The complete JSON body used for the example is below. Make sure you supply your CloudMQTT server, user and topic details in place of the example details.

{“name”:”MyMQTTEndpoint”,”addressable”:{“name”:”MyMQTTTopicAddress”,”protocol”:”TCP”,”address”:”m10.cloudmqtt.com”,”port”:13344,”publisher”:”exportpublisher”,”user”:”olkgvvin”, “password”:”yourpasshere”,”topic”:”edgexdatatopic”},”format”:”JSON”,”enable”:true,”destination”:”MQTT_TOPIC”}

After submitting the POST request, you should get an ID response back from the Export Client service indicating that your registration was successful (see image below). The ID is the database of the client registration.

_images/Export-CloudMQTTPostClient.png

7.9.3.1.4.4. Recheck Existing Registrations

Again using Postman or your favorite REST client tool, re-issue a GET request at the Export Client registration endpoint to see what clients are now registered to receive EdgeX data.

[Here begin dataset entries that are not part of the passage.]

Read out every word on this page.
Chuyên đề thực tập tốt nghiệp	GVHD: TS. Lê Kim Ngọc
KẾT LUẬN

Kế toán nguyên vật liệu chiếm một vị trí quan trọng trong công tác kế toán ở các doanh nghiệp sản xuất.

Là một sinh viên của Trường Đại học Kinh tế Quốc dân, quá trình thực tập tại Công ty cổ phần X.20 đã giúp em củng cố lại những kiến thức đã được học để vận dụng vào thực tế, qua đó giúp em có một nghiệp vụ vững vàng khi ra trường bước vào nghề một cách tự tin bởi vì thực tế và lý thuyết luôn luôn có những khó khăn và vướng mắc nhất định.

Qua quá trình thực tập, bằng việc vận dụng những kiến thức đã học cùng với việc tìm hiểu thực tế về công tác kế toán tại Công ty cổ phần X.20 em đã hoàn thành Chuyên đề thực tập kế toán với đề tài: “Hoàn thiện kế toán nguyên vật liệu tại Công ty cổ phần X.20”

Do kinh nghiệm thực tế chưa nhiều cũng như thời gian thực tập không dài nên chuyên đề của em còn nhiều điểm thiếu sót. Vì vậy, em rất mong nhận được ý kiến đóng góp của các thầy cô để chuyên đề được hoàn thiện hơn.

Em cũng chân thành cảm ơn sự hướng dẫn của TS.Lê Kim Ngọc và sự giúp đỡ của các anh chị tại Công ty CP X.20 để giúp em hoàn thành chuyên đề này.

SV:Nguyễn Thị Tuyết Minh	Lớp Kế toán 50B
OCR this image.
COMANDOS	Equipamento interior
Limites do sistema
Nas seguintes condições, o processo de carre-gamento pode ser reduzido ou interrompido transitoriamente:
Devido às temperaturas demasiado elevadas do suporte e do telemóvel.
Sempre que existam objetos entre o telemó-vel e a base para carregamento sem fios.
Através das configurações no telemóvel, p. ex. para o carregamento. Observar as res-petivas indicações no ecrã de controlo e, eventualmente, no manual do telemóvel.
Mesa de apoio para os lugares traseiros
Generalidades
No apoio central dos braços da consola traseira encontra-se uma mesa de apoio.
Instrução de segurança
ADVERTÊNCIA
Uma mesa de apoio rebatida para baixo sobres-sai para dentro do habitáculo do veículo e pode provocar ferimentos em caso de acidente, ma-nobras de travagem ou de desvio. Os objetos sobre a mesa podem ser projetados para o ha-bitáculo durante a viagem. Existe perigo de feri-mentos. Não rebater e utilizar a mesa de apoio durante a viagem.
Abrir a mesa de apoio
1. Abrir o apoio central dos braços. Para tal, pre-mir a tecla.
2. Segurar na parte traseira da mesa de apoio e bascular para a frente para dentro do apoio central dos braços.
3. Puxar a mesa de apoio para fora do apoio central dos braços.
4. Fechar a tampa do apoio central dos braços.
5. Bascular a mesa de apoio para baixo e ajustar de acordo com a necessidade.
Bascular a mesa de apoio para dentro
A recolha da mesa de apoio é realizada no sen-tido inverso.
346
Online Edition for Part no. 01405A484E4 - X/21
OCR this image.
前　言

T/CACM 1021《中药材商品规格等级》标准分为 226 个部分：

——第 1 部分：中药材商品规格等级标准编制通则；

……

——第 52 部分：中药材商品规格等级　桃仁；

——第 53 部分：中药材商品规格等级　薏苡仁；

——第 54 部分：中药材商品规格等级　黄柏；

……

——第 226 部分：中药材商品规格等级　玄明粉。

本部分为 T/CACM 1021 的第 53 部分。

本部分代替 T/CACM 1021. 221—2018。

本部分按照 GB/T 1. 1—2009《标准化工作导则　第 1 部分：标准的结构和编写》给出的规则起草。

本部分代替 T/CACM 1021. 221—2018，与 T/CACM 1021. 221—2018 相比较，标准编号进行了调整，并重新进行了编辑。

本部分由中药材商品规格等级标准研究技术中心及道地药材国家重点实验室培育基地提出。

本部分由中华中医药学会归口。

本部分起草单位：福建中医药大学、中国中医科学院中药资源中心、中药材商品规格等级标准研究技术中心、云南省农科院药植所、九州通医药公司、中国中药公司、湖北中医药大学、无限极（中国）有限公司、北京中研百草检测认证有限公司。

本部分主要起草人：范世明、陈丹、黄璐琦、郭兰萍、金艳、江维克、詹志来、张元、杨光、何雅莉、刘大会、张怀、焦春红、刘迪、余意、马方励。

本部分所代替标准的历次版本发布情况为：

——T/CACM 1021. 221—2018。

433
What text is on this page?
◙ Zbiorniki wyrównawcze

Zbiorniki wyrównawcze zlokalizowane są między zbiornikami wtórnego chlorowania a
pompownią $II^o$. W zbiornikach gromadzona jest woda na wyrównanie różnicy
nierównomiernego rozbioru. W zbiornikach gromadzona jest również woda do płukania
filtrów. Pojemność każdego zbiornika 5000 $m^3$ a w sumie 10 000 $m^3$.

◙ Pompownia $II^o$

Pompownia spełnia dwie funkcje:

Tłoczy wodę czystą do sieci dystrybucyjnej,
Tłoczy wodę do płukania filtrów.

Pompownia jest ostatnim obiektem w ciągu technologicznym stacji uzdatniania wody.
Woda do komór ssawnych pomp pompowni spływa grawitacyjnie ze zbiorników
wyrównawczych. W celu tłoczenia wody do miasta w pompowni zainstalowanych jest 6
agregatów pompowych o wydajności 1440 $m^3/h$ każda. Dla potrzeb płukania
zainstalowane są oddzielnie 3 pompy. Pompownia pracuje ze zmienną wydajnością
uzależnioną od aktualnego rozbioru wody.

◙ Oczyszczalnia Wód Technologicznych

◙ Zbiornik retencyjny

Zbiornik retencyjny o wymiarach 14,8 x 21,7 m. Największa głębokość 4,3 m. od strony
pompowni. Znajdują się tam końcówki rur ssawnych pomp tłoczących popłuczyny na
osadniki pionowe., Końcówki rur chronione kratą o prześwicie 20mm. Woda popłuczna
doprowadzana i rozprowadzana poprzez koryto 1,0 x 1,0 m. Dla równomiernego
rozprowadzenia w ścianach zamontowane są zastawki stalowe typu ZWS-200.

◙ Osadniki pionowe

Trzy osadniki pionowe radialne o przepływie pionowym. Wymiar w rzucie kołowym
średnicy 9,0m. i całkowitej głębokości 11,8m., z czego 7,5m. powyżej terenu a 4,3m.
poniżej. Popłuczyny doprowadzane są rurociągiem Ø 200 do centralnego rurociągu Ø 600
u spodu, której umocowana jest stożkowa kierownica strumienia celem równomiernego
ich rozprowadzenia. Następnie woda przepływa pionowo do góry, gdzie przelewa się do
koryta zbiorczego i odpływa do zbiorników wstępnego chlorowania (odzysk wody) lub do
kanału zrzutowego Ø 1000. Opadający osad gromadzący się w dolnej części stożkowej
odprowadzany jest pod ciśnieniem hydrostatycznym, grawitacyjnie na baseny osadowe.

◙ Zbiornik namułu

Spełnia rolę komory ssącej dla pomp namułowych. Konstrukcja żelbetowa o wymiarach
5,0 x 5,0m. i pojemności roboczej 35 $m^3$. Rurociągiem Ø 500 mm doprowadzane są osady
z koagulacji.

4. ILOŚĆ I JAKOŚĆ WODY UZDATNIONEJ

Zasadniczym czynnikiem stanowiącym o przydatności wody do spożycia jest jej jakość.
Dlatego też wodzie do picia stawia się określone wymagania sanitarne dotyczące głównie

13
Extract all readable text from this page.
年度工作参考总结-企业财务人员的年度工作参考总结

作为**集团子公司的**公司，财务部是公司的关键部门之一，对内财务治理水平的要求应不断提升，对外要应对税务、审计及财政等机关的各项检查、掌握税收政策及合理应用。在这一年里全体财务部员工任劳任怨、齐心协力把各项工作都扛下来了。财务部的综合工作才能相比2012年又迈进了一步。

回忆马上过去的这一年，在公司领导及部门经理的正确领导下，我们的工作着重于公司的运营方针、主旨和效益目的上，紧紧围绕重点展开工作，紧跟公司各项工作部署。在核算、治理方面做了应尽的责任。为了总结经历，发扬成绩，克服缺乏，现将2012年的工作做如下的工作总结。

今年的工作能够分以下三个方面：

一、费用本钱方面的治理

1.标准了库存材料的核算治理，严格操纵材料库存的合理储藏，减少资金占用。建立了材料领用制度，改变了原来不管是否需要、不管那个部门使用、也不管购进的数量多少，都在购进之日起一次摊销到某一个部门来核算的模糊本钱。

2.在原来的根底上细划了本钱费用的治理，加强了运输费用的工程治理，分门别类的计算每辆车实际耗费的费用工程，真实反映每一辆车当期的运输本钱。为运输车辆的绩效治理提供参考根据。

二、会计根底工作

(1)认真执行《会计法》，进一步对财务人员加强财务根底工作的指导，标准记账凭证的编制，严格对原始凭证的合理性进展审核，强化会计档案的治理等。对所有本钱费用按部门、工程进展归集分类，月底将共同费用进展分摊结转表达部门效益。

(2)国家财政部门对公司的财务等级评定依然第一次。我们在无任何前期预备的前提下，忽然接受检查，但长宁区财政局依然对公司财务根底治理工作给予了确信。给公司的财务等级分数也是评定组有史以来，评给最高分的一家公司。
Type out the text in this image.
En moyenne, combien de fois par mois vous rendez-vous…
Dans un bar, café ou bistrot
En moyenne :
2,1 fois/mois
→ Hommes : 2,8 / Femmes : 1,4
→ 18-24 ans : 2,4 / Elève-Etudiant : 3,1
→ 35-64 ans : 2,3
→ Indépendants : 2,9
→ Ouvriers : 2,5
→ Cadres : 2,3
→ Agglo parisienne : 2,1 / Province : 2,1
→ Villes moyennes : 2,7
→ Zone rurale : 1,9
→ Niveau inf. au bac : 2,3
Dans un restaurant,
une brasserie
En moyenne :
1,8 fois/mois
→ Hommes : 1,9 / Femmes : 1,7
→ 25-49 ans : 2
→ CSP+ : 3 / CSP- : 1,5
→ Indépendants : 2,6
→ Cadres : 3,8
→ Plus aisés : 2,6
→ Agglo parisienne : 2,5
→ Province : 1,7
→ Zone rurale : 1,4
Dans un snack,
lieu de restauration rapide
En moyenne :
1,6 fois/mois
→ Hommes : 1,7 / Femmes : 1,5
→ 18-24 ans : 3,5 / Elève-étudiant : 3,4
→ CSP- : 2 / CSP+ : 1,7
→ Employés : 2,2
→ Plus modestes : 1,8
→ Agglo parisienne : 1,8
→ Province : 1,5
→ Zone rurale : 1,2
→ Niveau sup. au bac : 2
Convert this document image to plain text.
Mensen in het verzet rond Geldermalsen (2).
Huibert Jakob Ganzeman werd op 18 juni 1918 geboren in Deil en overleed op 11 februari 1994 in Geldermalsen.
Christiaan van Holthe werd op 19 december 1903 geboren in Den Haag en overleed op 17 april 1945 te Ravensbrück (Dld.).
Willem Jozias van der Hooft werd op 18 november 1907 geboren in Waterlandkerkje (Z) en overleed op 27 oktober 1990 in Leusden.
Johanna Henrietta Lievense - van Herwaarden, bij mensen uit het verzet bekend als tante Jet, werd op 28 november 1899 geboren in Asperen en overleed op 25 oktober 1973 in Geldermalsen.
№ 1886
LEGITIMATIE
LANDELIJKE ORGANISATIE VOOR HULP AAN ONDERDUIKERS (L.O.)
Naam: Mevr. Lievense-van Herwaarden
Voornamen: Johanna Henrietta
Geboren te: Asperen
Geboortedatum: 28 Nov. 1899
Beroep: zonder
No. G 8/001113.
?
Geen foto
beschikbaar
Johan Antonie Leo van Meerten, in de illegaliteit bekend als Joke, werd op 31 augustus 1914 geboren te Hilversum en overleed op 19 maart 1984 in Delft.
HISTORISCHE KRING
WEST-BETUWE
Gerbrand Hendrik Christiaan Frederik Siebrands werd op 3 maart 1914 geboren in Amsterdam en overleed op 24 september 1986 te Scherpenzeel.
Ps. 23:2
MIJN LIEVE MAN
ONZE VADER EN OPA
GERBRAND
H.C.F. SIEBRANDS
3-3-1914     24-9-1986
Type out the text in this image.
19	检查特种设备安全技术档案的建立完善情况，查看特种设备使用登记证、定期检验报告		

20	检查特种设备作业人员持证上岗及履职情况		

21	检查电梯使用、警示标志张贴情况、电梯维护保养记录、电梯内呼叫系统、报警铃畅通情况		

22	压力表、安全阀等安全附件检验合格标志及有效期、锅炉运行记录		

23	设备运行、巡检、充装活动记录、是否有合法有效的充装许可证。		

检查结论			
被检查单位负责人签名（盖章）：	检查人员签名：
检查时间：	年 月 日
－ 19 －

The REST address for registration is [host]:48071/api/v1/registration. This time, in the response body, you should see your new MQTT topic regisered as a client.

_images/Export-CloudMQTTSeeRegistration.png

7.9.3.1.5. See the EdgeX Data in the CloudMQTT Topic

With EdgeX running and with your CloudMQTT topic registered as an export client, you can now see the data coming from your EdgeX instance appear in the cloud.

From the CloudMQTT Instances page, click on the EdgeXData instance to get to the instance details.

_images/Export-CloudMQTTInstanceSelect.png

Find and click on the WEBSOCKET UI link in the navigation list on the left.

_images/Export-CloudMQTTWebSocketSelect.png

This will cause the Websocket screen to display and depending on the sensor data collection schedule, messages coming from EdgeX will probably already be displaying in the “Received Messages” area on the screen. Congratulations, you have successfully exported EdgeX data to a topic in the cloud!

_images/Export-CloudMQTTMessagesReceived.png

7.9.3.1.5.1. Change the Format Output

The content currently being exported is in JSON format. Some systems require the data to be in a different format. As an example, you can change the format to XML. In order to update the export registration to change the format sent to your CloudMQTT topic, you can issue a PUT request to registration URL ([host]:48071/api/v1/registration) to change the format for your client.

Specifically, send the following JSON in the body of the PUT request to change the registration from JSON to XML.

{“name”:”MyMQTTEndpoint”,”format”:”XML”}

The result of the update should be a “true” response to suggest a successful update.

_images/Export-CloudMQTTUpdateFormatXML.png

Return to the Websocket screen to see the data now being sent to your topic in XML format.